Technicolor’s MPC Film teamed up once again with director Jon Favreau to bring the beloved characters from another Disney classic back to the screen, in a whole new way.
MPC Film was involved with the project from its inception, when MPC VFX Supervisor Adam Valdez began discussing evolving methodology with Favreau and Disney while they were wrapping up The Jungle Book in 2016, several months before Valdez would win an Oscar® for Best Visual Effects on that groundbreaking film.
The vision began to take shape, with Favreau wanting to create a new connection to the beloved story through a documentary-style, true representation of Africa. With that directive in mind, the MPC team traveled to Kenya with the filmmakers on location scouting photoshoots and data capture missions.
“The main goal was to capture the look of the natural environment so that the audience believes they are in Africa,” says MPC’s Audrey Ferrara, DFX Supervisor. “Traveling to Kenya…created a shared experience and a common memory of spaces that really unified the team” – which also included Jungle Book veterans VFX Supervisor Rob Legato and Animation Supervisor Andy Jones, as well as DP Caleb Deschanel and Production Designer James Chinlund.

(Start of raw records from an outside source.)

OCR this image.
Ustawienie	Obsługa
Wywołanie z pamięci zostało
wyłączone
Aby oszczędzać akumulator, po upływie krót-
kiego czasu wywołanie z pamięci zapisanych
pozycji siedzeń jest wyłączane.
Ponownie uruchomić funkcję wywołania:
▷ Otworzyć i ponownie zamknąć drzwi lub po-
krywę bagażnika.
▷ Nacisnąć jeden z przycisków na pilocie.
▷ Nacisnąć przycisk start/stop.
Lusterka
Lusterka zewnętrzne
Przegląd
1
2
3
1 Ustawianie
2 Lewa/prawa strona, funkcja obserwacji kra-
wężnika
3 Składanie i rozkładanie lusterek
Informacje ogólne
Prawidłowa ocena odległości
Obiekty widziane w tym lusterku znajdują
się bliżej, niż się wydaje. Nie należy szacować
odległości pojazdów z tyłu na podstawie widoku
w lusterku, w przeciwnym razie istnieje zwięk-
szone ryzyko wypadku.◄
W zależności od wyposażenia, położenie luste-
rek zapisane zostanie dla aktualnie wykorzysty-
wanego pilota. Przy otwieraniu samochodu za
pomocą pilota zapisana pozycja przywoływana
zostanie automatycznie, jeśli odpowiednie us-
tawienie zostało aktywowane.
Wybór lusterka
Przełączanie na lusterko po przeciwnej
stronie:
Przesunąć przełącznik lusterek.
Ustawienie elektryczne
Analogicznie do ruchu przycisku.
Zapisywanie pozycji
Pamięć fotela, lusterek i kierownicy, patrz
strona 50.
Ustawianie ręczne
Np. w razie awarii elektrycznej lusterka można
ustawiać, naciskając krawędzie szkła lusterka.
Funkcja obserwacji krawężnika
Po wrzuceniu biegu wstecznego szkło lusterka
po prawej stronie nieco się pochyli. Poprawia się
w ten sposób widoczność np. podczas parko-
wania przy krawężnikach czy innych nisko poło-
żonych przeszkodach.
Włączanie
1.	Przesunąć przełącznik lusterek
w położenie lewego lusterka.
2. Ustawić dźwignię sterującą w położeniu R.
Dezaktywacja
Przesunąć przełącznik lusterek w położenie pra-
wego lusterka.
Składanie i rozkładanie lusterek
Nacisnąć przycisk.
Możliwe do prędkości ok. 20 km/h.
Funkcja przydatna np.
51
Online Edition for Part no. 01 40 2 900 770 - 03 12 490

“The entire project – from world-building to character-building – was informed by our initial trips to Africa,” adds Valdez. “After we went to Kenya, we did the virtual production together, and we did the final Animation and VFX together. We were collaborative partners from beginning to end, and the technology and methodology enabled us to capture the creative choices we made on the virtual set – and carry them through to the end.”
“MPC helped build the tools for virtual production,” elaborates Favreau, “using a game engine platform to emulate live-action film production in a VR space – even though the film is completely digitally rendered, every environment is made digitally by the artists at MPC, and every character is keyframe animated. The tools were being refined constantly; and now MPC has a suite of tools that are available to any filmmaker based on the innovations that we made on The Lion King.”
Charged with producing all VFX and Animation for The Lion King, the MPC team delivered a staggering 1,490 shots – as well as all 2-D and 3-D renders; 1250 MPC artists, representing more than 30 different nationalities, worked across studios in Los Angeles, London, and Bangalore.
“The animals that MPC created are a pretty magnificent translation of what those animals really look like,” says Legato. “What MPC has done is a quantum leap even over what we did on The Jungle Book. To make up something that looks like it could be real, that has the patina of real life – they are gifted at doing that.”
“Making animals act and talk in a way that doesn’t break the reality is the most challenging aspect for animators,” adds Jones. On top of that, “MPC did an amazing job pushing through an insane amount of animation work in a short amount of time. My hat is off to the entire animation department at MPC; their love and passion for this film is up on the screen for all the world to see.”